El tranvía se detuvo, y él giró la cabeza un instante para mirarlo antes de volver la vista hacia ella.

—No se asuste tanto, me dedico profesionalmente a la fotografía —dijo en tono más relajado—. Al principio pensé que era periodista o algo por el estilo, pero… no parece ser el caso.

Su mirada volvió a recorrerla, y de pronto ella tomó conciencia de su abrigo viejo, de su ropa gastada. Sintió un ligero nudo en el pecho.

—Quiero decir, nunca he visto un paparazzi con una cámara de colección —añadió él, con una media sonrisa—. ¿O acaso sí lo es?

Le lanzó una mirada escrutadora, y ella sintió una extraña tensión en el aire.

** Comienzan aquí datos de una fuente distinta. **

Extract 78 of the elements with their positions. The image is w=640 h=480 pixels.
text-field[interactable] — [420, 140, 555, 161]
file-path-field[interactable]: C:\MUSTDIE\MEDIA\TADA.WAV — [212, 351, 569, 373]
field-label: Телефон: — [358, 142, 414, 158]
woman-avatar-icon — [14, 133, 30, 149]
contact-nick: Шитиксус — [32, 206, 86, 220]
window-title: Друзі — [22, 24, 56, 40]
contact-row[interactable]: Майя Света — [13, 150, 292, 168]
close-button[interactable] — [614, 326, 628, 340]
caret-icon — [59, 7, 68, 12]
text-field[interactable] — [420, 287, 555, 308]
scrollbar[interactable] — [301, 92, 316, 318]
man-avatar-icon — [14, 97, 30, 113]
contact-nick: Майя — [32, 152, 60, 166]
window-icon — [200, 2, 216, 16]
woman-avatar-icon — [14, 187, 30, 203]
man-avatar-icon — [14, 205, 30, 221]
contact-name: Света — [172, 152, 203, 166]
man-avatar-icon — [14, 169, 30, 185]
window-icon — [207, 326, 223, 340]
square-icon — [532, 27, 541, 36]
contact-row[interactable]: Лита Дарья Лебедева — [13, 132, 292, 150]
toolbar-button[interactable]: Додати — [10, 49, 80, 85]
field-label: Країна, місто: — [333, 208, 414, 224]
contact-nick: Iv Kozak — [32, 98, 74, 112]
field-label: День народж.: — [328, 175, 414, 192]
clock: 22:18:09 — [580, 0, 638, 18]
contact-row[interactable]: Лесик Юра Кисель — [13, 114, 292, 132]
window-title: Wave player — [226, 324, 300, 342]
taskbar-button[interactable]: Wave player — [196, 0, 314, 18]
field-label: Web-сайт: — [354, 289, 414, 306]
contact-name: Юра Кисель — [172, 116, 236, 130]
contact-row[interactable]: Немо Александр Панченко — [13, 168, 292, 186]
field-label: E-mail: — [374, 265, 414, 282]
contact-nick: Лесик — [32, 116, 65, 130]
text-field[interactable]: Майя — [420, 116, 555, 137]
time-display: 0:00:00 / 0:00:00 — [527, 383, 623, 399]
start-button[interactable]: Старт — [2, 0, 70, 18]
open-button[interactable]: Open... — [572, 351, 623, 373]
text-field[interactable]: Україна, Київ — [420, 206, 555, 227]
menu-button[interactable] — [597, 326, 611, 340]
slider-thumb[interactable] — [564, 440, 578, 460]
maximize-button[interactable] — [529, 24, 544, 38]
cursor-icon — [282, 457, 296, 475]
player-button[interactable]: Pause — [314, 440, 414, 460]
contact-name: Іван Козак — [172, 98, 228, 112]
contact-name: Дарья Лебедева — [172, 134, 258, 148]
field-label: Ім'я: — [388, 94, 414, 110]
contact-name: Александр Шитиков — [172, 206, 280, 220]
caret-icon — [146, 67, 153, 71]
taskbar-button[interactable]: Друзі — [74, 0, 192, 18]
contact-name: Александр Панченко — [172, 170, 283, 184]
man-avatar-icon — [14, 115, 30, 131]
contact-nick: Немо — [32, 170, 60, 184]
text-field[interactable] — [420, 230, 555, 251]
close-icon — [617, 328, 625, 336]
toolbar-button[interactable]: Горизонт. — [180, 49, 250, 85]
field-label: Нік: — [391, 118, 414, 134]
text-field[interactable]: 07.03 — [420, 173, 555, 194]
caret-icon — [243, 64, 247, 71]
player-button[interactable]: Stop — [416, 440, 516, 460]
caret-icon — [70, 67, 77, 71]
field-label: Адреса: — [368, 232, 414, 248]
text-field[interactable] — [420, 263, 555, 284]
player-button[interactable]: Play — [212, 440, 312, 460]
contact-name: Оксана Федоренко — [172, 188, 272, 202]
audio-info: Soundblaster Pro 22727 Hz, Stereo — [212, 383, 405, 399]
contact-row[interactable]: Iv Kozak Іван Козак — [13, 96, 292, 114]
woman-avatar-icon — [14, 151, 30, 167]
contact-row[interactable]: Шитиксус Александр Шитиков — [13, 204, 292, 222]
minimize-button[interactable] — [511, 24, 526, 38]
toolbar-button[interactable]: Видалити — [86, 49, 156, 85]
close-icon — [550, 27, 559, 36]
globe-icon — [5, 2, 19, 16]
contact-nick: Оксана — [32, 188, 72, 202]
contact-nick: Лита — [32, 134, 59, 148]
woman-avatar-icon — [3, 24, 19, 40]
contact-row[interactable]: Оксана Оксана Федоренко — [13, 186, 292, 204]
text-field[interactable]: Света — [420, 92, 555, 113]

— Solo soy estudiante del colegio que está aquí cerca… — empezó a decir, pero de pronto se dio cuenta de que quizá estaba frente a alguien famoso. Él había mencionado a los periodistas y paparazzi, y la idea la llenó de temor. Apenas estaba en su primer año y no tenía ni idea de quién podía ser, pues había llegado a la ciudad hacía poco.

— ¡De verdad lo siento mucho! ¡Perdón! No quería… Es decir… Puedo darle la foto cuando la revele. Si le interesa… O… puedo darle el rollo… Acabo de poner uno nuevo… — Su voz se fue apagando mientras su mente se enredaba en pensamientos caóticos. Sintió un nudo en la garganta, y la desesperación le llenó los ojos de lágrimas.

Había ahorrado durante meses para comprar esa película, y tener que entregarla así era lo último que quería hacer. Pero tampoco sabía cómo salir de esa situación.

— Tranquila, tranquila… — la voz del hombre se volvió confusa y un poco más suave—. ¿De verdad la asusté tanto? No llore, por favor. Es solo que, bueno… me toman fotos sin permiso todo el tiempo, y eso es algo que no soporto. Pero es la primera vez que lo hacen con una cámara de película. Y con semejante joya… — Sonrió con un gesto más relajado y sacó un paquete de pañuelos de papel del bolsillo, tendiéndoselo—. Tenga. De hecho, podría decir que es un honor que haya decidido fotografiarme así. Al menos esta es una imagen que no me importaría ver en los tabloides.

Soltó una breve risa, una de esas que recorren la piel como un escalofrío.